$\left(\forall x\in\mathbb R\right)\left(x^2+6x+5\geq 0\right)$. I originally was thinking false because when you factor this quadratic equation, it equals zero when $x$ is $-1$ and $x$ is $-5$.
There is another example of this that is in my book and the book says that it is true: $\left(\forall x\in\mathbb R\right)\left(x^2+4x+5\geq 0\right)$
On
The quickest way to check if this is true or not is to find the minimum value of $x^2+6x+5$. Simply take the derivative, set it equal to zero, solve for $x$ and plug that $x$ back into your original equation. If you take the example in your book where $f(x) = x^2+4x+5$ then $f'(x) = 2x+4$ and $f'(x) = 0 \implies x=-2$. Hence, $$f(-2) = (-2)^2+4(-2)+5 = 1 \geq 0 $$ which is why we know the statement $$(\forall x \in \Bbb{R})(x^2+4x+5 \geq 0)$$ is true
On
Think of both of these quadratics as perfect squares that have been shifted upwards (or downwards)
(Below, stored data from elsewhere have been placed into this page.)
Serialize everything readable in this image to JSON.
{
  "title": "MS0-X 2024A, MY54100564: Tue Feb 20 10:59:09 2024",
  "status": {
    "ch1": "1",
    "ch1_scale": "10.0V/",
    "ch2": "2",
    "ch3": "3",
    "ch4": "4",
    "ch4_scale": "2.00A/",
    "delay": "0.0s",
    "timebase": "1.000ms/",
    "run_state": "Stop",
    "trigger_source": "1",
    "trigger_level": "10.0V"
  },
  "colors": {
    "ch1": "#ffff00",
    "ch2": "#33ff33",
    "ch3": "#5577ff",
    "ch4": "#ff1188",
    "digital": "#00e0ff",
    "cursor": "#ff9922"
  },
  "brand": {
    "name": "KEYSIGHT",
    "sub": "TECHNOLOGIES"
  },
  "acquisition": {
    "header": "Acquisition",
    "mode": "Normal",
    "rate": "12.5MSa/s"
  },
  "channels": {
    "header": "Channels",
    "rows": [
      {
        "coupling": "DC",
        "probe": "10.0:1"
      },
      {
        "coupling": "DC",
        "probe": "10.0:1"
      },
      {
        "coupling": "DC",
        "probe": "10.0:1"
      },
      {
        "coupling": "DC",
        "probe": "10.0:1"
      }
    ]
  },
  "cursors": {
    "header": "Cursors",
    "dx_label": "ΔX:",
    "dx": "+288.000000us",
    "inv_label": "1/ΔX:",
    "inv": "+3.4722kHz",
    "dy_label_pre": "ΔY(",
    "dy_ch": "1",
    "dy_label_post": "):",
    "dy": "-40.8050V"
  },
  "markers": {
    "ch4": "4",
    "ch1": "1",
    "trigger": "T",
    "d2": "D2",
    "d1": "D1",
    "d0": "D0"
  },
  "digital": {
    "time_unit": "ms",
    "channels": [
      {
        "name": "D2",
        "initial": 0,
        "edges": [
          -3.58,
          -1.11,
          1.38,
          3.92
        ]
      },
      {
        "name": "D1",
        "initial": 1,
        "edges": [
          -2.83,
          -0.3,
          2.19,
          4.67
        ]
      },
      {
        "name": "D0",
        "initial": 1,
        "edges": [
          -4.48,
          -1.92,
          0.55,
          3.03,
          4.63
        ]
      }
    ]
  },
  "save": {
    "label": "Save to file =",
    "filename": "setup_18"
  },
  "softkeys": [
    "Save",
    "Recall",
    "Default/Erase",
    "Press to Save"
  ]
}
for example $$x^2+6x+5=x^2+6x+9-4=(x+3)^2-4$$ and $$x^2+4x+5=x^2+4x+4+1=(x+2)^2+1$$
The first quadratic has 2 roots (and thus takes on both positive and negative values due to continuity). The second quadratic has no real roots, and being upward opening, is always positive.
Hint: Since the zeros are $-1$ and $-5$, and you know your quadratic opens upward, try a value in between $-1$ and $-5$, like $x = -2$ and see if you get a negative output.